Carl sat gazing at the picture. It was all so many years ago … it seemed like a time warp. He and Jean were so happy – they truly lived the American Dream. That is how he always thought of it – American Dream – in capital letters. He worked for Tyler industries from the day he graduated from college. That was to be expected in those days – you were hired somewhere, and you stayed with the company. They became your second family – you were loyal to them, and they were loyal to you. He was lucky – he had worked there for over forty years, with promotions coming in due course, and his retiring as company Vice President.
Jean was so proud of him – and he of her. She ran the house, took care of the kids, attended business functions with him, was there for the other wives when she was needed … whatever she thought needed to be done, she did. They were blessed that it was many years into his retirement before she became ill. She was there one day, gone the next. Well, it took six months, but it seemed to fly by in an instant. She was buried in the cemetery where they had purchased joint plots, under a large oak tree. It was lovely there, and he visited often.
Lee, their oldest daughter, had become a doctor. She herself was now retired, and lived with her husband Ed in Georgia. Jason, their son, was still practicing law in Connecticut, although he was only a year or so from retirement. He and his wife Carol were planning on doing some traveling in his retirement, revisiting places that had been over the years. Jewel, their youngest daughter, had died of breast cancer over ten years ago. Her husband had never remarried. He had an active life, but he had never gotten over his wife’s death.

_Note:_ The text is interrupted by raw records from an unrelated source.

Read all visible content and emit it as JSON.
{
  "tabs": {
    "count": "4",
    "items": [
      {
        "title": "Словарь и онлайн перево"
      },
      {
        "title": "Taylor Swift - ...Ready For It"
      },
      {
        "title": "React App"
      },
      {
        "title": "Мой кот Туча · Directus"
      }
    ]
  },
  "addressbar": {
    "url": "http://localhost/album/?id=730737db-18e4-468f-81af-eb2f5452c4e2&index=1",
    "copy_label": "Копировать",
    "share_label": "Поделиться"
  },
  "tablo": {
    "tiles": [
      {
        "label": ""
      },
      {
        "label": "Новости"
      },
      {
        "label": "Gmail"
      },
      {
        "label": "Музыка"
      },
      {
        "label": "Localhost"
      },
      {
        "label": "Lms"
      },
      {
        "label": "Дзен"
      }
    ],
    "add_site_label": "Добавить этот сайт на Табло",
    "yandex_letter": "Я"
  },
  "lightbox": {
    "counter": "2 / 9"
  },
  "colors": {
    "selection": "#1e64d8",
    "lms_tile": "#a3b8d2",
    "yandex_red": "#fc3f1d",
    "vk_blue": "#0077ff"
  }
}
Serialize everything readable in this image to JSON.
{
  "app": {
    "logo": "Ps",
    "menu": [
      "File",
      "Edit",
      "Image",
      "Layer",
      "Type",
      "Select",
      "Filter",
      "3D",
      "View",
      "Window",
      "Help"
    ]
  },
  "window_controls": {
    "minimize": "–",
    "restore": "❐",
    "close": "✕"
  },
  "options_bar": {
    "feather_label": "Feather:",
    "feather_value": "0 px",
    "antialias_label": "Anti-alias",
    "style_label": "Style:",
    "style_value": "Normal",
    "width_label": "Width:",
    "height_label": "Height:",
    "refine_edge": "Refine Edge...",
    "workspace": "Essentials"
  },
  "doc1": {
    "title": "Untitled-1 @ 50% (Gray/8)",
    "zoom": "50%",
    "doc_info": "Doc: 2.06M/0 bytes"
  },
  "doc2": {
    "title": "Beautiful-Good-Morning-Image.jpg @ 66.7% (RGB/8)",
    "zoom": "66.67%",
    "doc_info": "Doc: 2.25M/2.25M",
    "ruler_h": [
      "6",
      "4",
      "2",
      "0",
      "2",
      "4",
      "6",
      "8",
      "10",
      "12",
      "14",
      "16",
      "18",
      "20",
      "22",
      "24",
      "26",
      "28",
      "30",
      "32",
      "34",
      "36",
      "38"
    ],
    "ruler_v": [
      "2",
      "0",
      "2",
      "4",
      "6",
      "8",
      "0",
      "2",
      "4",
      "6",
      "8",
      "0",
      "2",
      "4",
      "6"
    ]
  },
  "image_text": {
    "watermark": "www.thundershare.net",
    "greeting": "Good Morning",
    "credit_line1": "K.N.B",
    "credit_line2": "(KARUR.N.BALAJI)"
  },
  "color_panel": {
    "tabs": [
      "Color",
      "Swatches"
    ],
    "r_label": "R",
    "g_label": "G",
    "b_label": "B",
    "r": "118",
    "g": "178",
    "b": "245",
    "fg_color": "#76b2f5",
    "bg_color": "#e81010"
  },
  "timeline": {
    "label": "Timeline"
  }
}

They had grandchildren, and great grandchildren, spread across the globe. They kept in touch, like a giant web of love and support.
The picture in Carl’s hands was from Easter Sunday, 1948. It was a joyful time, a time when all was right with the world. He had many blessed memories to tide him over the bad spots, many heart moments that he would never forget. Easter Sunday now was different for him, but that Easter Sunday would remain etched in time.